Par Christine Lazerges, Présidente de la CNCDH,
Le 14 mai 2014, après quatre ans de travaux menés en partenariat avec les associations spécialistes de la question, le conseil des ministres a adopté un Plan d'action national contre la traite des êtres humains. Ce Plan a fait l'objet d'une annonce par le Président de la République. Il comporte une série d'engagements visant à améliorer l'identification et l'accompagnement des victimes ainsi que la poursuite des auteurs. Il appelle à la mise en œuvre d'une véritable politique publique pour lutter contre la traite, et, dans ce cadre, confie à la CNCDH, autorité administrative indépendante, le mandat de Rapporteur national chargé notamment de collecter des données et d'évaluer les politiques publiques.
Ce Plan s'inscrit dans la mise en œuvre des textes adoptés en Europe, et en particulier la directive européenne de 2011 qui fait de la lutte contre la traite et l'exploitation des êtres humains une priorité européenne. Il s'inscrit également dans le sillage de la Convention du Conseil de l'Europe de 2005, dite « Convention de Varsovie », et des travaux du Groupe d'experts sur la lutte contre la traite (GRETA).
Les travaux de la CNCDH, et en particulier la très importante étude publiée en 2010 sur le sujet, ont révélé que la traite et l'exploitation sont des phénomènes souterrains qui couvrent des réalités diverses que seule une politique engagée, volontariste et globale pourra endiguer. Pour la mener à bien, il est impératif d'appréhender ces phénomènes complexes, d'en mettre au jour les ressorts, et d'évaluer les moyens mis en œuvre pour lutter contre la traite et l'exploitation des êtres humains.
Ce nouveau mandat entre en parfaite résonnance avec le rôle d'Institution nationale des droits de l'homme, accréditée par les Nations unies, dévolue à la CNCDH. Les institutions homologues de la CNCDH se voient également progressivement confier un mandat identique et des opportunités de collaboration à l'échelle européenne sur ce sujet vont rapidement pouvoir se réaliser.
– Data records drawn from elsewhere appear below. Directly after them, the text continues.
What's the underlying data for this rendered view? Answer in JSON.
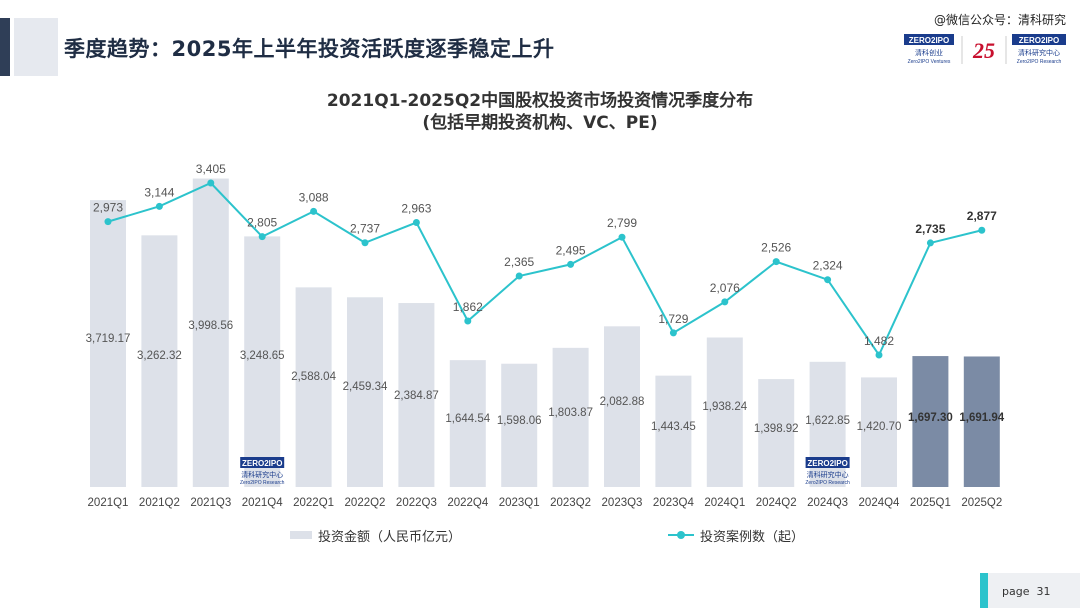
{
  "header": {
    "title": "季度趋势：2025年上半年投资活跃度逐季稳定上升",
    "wechat": "@微信公众号：清科研究",
    "logo_left_text": "ZERO2IPO",
    "logo_left_sub": "清科创业",
    "logo_left_en": "Zero2IPO Ventures",
    "logo_mid": "25",
    "logo_right_text": "ZERO2IPO",
    "logo_right_sub": "清科研究中心",
    "logo_right_en": "Zero2IPO Research"
  },
  "watermark": {
    "text": "ZERO2IPO",
    "sub": "清科研究中心",
    "en": "Zero2IPO Research"
  },
  "chart_data": {
    "type": "bar",
    "title": "2021Q1-2025Q2中国股权投资市场投资情况季度分布",
    "subtitle": "(包括早期投资机构、VC、PE)",
    "categories": [
      "2021Q1",
      "2021Q2",
      "2021Q3",
      "2021Q4",
      "2022Q1",
      "2022Q2",
      "2022Q3",
      "2022Q4",
      "2023Q1",
      "2023Q2",
      "2023Q3",
      "2023Q4",
      "2024Q1",
      "2024Q2",
      "2024Q3",
      "2024Q4",
      "2025Q1",
      "2025Q2"
    ],
    "series": [
      {
        "name": "投资金额（人民币亿元）",
        "kind": "bar",
        "values": [
          3719.17,
          3262.32,
          3998.56,
          3248.65,
          2588.04,
          2459.34,
          2384.87,
          1644.54,
          1598.06,
          1803.87,
          2082.88,
          1443.45,
          1938.24,
          1398.92,
          1622.85,
          1420.7,
          1697.3,
          1691.94
        ],
        "labels": [
          "3,719.17",
          "3,262.32",
          "3,998.56",
          "3,248.65",
          "2,588.04",
          "2,459.34",
          "2,384.87",
          "1,644.54",
          "1,598.06",
          "1,803.87",
          "2,082.88",
          "1,443.45",
          "1,938.24",
          "1,398.92",
          "1,622.85",
          "1,420.70",
          "1,697.30",
          "1,691.94"
        ]
      },
      {
        "name": "投资案例数（起）",
        "kind": "line",
        "values": [
          2973,
          3144,
          3405,
          2805,
          3088,
          2737,
          2963,
          1862,
          2365,
          2495,
          2799,
          1729,
          2076,
          2526,
          2324,
          1482,
          2735,
          2877
        ],
        "labels": [
          "2,973",
          "3,144",
          "3,405",
          "2,805",
          "3,088",
          "2,737",
          "2,963",
          "1,862",
          "2,365",
          "2,495",
          "2,799",
          "1,729",
          "2,076",
          "2,526",
          "2,324",
          "1,482",
          "2,735",
          "2,877"
        ]
      }
    ],
    "bar_ylim": [
      0,
      4200
    ],
    "line_ylim": [
      600,
      3500
    ],
    "highlight_last": 2,
    "grid": false,
    "legend_position": "bottom",
    "colors": {
      "bar": "#dde1e9",
      "bar_highlight": "#7b8ba5",
      "line": "#2cc3cc",
      "label": "#555555"
    }
  },
  "footer": {
    "page_label": "page",
    "page_number": "31"
  }
}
Dans cette perspective, la CNCDH a lancé une vaste consultation de la société civile (ONG, syndicats, personnalités qualifiées) impliquée dans la lutte contre la traite ou l'aide aux victimes de la traite et de l'exploitation. Cette consultation a été élargie aux institutions travaillant sur ce sujet. Elle a eu pour objectif de définir les priorités pour ce mandat et de bâtir les fondements de l'analyse et de l'évaluation des politiques publiques.
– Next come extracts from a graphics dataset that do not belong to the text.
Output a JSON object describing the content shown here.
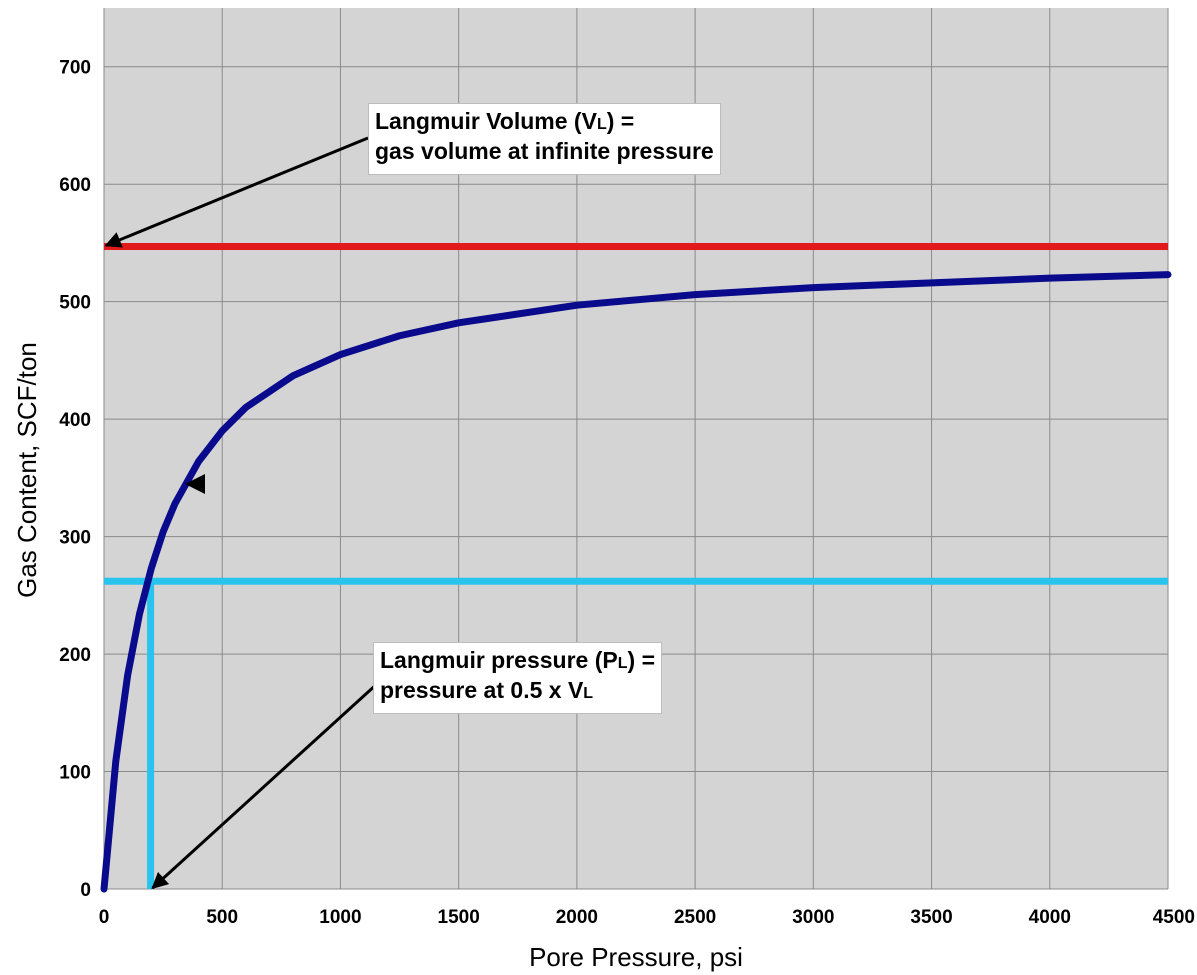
{
  "chart_data": {
    "type": "line",
    "xlabel": "Pore Pressure, psi",
    "ylabel": "Gas Content, SCF/ton",
    "xlim": [
      0,
      4500
    ],
    "ylim": [
      0,
      750
    ],
    "x_ticks": [
      0,
      500,
      1000,
      1500,
      2000,
      2500,
      3000,
      3500,
      4000,
      4500
    ],
    "y_ticks": [
      0,
      100,
      200,
      300,
      400,
      500,
      600,
      700
    ],
    "grid": true,
    "plot_background": "#d4d4d4",
    "series": [
      {
        "color": "#0a0a8c",
        "x": [
          0,
          50,
          100,
          150,
          200,
          250,
          300,
          400,
          500,
          600,
          800,
          1000,
          1250,
          1500,
          2000,
          2500,
          3000,
          3500,
          4000,
          4500
        ],
        "y": [
          0,
          109,
          182,
          234,
          273,
          304,
          328,
          364,
          390,
          410,
          437,
          455,
          471,
          482,
          497,
          506,
          512,
          516,
          520,
          523
        ]
      }
    ],
    "reference_lines": [
      {
        "orientation": "horizontal",
        "value": 547,
        "color": "#e31a1c"
      },
      {
        "orientation": "horizontal",
        "value": 262,
        "color": "#29c4ee"
      },
      {
        "orientation": "vertical",
        "value": 197,
        "from": 0,
        "to": 262,
        "color": "#29c4ee"
      }
    ],
    "annotations": [
      {
        "lines": [
          {
            "prefix": "Langmuir Volume (V",
            "sub": "L",
            "suffix": ") ="
          },
          {
            "prefix": "gas volume at infinite pressure",
            "sub": "",
            "suffix": ""
          }
        ],
        "arrow_to": {
          "x": 0,
          "y": 547
        }
      },
      {
        "lines": [
          {
            "prefix": "Langmuir pressure (P",
            "sub": "L",
            "suffix": ") ="
          },
          {
            "prefix": "pressure at 0.5 x V",
            "sub": "L",
            "suffix": ""
          }
        ],
        "arrow_to": {
          "x": 197,
          "y": 0
        }
      }
    ]
  }
}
La CNCDH va poursuivre ce dialogue, afin de saisir les différentes facettes du phénomène et les obstacles rencontrés par les acteurs de la lutte contre la traite, et produire son premier Rapport national sur ce sujet à l'automne 2015 pour le présenter lors de la rencontre à Bruxelles du Réseau européen des rapporteurs nationaux sur la traite des êtres humains.
Par son approche universaliste et intégrée des droits de l'homme, la CNCDH entend développer une connaissance approfondie de la traite et de l'exploitation sous toutes leurs formes : exploitation sexuelle, traite des mineurs, servitude domestique, exploitation de la mendicité et de la délinquance, exploitation à des fins économiques... Cette connaissance lui permettra de mettre en place des outils d'évaluation pertinents des actions conduites pour lutter contre ces phénomènes.
La problématique de la traite et de l'exploitation des êtres humains est d'une acuité et d'une actualité telles que le Prix Nobel de la paix 2014 a été décerné à Kailash Satyarthi pour son combat contre la traite et le travail forcé des enfants.
Les enjeux humains, sociaux, sociétaux, économiques et politiques étant considérables, la CNCDH entend participer, en partenariat étroit avec l'ensemble des ONG militantes sur cette question, à rendre plus efficace la politique de lutte contre la traite, et ce dans l'intérêt des victimes actuelles comme de toutes les victimes potentielles.